I was a late bloomer regarding guitar… I didn’t have an immediate attraction to it. My first love is the cello, but we had a house rule that if you couldn’t carry it yourself, you couldn’t play it, as raising nine children all heavily involved in extracurricular activities necessitated. I played the viola because it has a warmer voice than the violin. But I couldn’t march with it and wanted to play the tuba but settled for the flugabone, the French horn’s less sophisticated cousin and the trumpet’s rebellious brother. Then, after being nervously serenaded by a college chum turned crush, I recall thinking, “hmm…the guitar? Why not give that a try?” I don’t recall a thing about the song sung to me, but I remember that the guitar was a Martin.

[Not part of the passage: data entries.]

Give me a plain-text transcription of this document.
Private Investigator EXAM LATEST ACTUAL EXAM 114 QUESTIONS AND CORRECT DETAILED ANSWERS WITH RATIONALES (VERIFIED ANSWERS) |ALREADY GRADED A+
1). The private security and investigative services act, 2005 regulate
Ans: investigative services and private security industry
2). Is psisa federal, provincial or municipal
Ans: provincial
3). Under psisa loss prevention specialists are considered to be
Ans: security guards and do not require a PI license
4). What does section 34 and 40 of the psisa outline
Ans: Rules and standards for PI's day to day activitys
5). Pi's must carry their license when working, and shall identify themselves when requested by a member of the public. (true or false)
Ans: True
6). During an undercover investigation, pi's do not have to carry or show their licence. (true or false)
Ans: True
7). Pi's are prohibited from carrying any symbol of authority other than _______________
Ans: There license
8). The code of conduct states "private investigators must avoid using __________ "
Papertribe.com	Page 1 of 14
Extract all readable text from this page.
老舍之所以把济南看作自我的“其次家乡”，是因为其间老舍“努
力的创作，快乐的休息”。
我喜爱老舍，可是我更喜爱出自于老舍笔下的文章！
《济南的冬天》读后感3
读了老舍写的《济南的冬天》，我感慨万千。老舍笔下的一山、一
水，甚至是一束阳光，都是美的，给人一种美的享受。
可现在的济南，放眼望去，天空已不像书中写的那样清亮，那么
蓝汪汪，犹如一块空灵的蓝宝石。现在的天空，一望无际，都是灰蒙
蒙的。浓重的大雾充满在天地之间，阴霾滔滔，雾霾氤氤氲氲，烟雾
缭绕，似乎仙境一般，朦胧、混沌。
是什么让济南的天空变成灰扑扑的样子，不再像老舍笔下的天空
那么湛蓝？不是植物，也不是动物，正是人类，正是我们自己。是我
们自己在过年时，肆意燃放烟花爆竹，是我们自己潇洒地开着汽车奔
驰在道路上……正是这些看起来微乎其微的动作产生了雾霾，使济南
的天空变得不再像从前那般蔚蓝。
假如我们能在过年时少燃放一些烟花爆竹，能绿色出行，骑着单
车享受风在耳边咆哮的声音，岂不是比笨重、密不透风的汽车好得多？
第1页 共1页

As far as my musical desire, probably loneliness, definitely faith in something “motherly” that I now believe was God whispering to me to “pay attention” and “write that down!” And perhaps having witnessed firsthand how it has changed otherwise dangerous people and precarious situations into lambs and havens for me, all because I could play a song and carry a tune. Music is medicine, math, and maybe a bit of magic.
Where do you find the inspiration for your music?
ALL around me. Literally, I listen to people, and I take note of the way they communicate verbally and non-verbally. I also take note of what and how they respond to me and my work. In nature, in my experiences, asking “where or where isn’t the love,” from my faith, and from others who have or are making music that resonates with me in a way that I have not experienced or thought of before.
What is your songwriting process?
Write or make something daily. The melody will reveal to me the words, or the words will reveal the melody.
What’s your go-to guitar for songwriting?
Whatever I can get my hands on. I don’t really need a guitar to write a song. I write on whatever is available to me. But my “work tools” are a Taylor 310ce and a Gibson Les Paul Anniversary Special (which was my engagement gift in lieu of a ring).
Music to me is…
A consistent place in which I consciously know that I am safe, even when I am made aware of things internally and externally that often frighten me. The intensities and depths of my ability to both declare love and rage from the same well without splitting in half or missing a beat. Every neuron is firing, hoping to redeem yesterday’s wasted moment and the unsaid into, at best, a song and, at worst, a good home-cooked meal. MUSIC is everything — my friend, my prayer, my love, my life. It is the one thing that I have that I feel is worthwhile sharing, not because it is good or not, but because it is true. It is the real me, the way to know me, and we all at some point desire “to be really known.”